Constellation posted a profit of $124.6 million in the quarter ending 31 August. Net sales were up 1.2% to $698.5 million.
The wine and beer firm’s income tax bill increased to $21.9 million, up from $3.9 million during the same period last year. Selling, general and administrative expenses rose by 12%.
Nontheless, Constellation said that it was pleased with the performance of its core business and growth prospects.
“As we execute our profitable, organic growth strategy, we are encouraged by the strength of our core beer, wine and spirits businesses including the success of our new product introductions and innovation pipeline across our entire portfolio of outstanding brands," said Rob Sands, Constellation Brands’ president and chief executive.
"We remain excited about the prospect of owning 100% of Crown Imports, which represents a transformational step for our company as it will solidify Constellation's position in the US beer industry for the long-term.
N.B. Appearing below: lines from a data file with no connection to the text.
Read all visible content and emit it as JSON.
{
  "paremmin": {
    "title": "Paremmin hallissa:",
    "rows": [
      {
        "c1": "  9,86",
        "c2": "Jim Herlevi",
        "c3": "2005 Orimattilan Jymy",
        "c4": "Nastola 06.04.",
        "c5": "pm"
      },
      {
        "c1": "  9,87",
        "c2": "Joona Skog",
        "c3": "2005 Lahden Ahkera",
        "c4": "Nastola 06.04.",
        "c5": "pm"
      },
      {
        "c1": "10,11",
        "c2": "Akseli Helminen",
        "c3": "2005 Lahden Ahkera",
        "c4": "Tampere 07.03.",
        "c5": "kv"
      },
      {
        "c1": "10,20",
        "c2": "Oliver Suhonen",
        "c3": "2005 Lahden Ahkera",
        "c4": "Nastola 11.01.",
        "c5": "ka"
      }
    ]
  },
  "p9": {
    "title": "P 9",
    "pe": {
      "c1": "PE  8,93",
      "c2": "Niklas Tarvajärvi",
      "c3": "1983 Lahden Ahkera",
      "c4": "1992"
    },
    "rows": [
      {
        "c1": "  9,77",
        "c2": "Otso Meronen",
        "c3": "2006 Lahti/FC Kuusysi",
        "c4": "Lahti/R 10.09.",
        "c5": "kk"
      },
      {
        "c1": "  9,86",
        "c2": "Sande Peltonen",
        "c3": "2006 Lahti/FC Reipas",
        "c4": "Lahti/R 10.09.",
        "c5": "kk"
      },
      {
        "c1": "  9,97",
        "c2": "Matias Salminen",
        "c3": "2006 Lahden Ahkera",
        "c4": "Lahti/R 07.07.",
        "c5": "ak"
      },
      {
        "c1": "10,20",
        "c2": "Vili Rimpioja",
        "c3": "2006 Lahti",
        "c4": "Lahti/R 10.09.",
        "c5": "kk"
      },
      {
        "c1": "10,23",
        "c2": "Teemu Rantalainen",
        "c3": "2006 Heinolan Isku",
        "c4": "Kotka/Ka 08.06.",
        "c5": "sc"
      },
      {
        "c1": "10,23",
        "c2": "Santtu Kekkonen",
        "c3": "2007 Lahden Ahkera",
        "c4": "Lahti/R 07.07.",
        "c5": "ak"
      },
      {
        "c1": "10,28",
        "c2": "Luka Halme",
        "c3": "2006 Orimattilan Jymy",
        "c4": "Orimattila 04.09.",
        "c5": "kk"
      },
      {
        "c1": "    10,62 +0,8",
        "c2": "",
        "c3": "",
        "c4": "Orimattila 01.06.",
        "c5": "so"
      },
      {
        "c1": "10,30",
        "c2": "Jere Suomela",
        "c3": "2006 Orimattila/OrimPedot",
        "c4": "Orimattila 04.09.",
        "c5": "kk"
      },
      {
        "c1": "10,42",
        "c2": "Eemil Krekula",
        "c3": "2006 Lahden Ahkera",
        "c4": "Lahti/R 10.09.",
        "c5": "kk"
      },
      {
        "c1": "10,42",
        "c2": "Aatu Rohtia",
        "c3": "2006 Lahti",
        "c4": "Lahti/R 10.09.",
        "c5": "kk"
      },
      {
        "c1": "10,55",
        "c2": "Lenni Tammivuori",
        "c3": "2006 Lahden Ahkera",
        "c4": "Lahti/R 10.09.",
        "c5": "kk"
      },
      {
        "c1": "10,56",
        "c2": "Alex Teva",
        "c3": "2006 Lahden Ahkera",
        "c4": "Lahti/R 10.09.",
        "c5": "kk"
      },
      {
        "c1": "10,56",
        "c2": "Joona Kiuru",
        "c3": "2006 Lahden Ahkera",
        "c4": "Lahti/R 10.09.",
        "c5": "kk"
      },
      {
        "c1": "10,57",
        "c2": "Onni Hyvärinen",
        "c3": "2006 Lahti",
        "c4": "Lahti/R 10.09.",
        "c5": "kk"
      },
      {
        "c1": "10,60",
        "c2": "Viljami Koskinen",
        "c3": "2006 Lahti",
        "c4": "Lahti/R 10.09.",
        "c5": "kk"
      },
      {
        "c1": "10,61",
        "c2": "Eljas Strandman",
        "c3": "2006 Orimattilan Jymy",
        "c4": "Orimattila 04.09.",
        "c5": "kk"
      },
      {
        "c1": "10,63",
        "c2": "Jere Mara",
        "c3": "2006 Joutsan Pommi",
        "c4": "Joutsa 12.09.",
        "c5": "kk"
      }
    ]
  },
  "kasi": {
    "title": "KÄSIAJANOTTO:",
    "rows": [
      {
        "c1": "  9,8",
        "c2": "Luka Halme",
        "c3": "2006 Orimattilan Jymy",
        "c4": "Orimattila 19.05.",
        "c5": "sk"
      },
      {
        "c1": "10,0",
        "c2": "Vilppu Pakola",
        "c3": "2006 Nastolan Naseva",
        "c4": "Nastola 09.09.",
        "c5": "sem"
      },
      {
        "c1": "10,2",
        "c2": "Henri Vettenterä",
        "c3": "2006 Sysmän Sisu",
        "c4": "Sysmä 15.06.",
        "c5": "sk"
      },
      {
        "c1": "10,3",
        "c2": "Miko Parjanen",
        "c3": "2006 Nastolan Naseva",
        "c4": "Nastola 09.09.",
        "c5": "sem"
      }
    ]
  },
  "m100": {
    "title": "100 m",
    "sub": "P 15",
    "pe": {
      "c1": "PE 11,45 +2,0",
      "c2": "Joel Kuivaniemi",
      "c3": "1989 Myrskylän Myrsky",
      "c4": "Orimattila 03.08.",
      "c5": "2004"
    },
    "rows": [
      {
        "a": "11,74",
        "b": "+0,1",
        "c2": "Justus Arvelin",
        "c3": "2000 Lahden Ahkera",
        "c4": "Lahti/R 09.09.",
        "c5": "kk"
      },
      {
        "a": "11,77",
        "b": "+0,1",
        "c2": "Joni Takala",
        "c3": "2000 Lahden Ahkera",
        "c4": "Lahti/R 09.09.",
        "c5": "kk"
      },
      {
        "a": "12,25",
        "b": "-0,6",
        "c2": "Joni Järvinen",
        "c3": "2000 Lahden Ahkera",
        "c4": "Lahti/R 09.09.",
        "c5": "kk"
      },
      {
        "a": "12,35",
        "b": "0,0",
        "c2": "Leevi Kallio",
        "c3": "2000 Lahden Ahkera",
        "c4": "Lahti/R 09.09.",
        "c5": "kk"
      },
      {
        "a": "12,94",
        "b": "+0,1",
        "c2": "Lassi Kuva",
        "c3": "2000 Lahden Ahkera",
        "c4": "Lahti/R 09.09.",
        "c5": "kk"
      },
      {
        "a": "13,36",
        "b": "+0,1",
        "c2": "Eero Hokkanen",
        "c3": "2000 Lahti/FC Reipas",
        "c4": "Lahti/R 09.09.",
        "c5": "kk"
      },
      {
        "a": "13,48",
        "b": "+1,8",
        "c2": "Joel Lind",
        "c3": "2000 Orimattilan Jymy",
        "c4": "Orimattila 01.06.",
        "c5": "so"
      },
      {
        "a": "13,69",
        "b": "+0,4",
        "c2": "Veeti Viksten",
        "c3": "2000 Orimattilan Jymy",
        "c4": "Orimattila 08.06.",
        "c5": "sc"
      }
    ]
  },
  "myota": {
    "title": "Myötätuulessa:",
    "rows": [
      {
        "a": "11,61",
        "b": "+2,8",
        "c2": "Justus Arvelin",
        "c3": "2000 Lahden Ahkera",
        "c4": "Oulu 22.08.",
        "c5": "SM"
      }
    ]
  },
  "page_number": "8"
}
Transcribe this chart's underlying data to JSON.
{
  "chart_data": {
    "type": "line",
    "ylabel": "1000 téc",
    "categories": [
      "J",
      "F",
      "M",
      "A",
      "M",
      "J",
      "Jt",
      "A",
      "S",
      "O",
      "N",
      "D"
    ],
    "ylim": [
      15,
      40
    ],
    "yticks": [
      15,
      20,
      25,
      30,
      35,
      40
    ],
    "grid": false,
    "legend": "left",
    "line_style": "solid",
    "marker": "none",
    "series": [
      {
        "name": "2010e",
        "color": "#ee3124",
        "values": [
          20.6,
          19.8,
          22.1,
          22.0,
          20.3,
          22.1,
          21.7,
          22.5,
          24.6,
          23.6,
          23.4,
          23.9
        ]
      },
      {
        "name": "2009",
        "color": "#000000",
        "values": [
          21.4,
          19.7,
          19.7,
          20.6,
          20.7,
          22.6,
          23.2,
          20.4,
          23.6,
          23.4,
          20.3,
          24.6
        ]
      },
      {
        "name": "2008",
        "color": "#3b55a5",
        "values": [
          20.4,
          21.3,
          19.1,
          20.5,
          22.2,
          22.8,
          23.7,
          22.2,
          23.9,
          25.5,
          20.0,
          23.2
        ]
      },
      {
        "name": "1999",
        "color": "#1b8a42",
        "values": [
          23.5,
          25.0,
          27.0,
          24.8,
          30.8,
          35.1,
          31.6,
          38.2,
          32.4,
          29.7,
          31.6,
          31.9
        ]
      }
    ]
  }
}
This transaction is still targeted to close during the first quarter of calendar 2013."
Constellation struck a deal to fully acquire Crown Imports LLC for $1.85 million in late June following partners Grupo Modelo’s decision to offload its share of the joint venture. The sale was designed to allay antitrust fears after ABInBev reached an agreement to buy Grupo Modelo for $20 billion in the summer.
Corona distributor Crown Imports is the US’ third largest supplier by volume and is expected to enable Constellation to double its annual sales.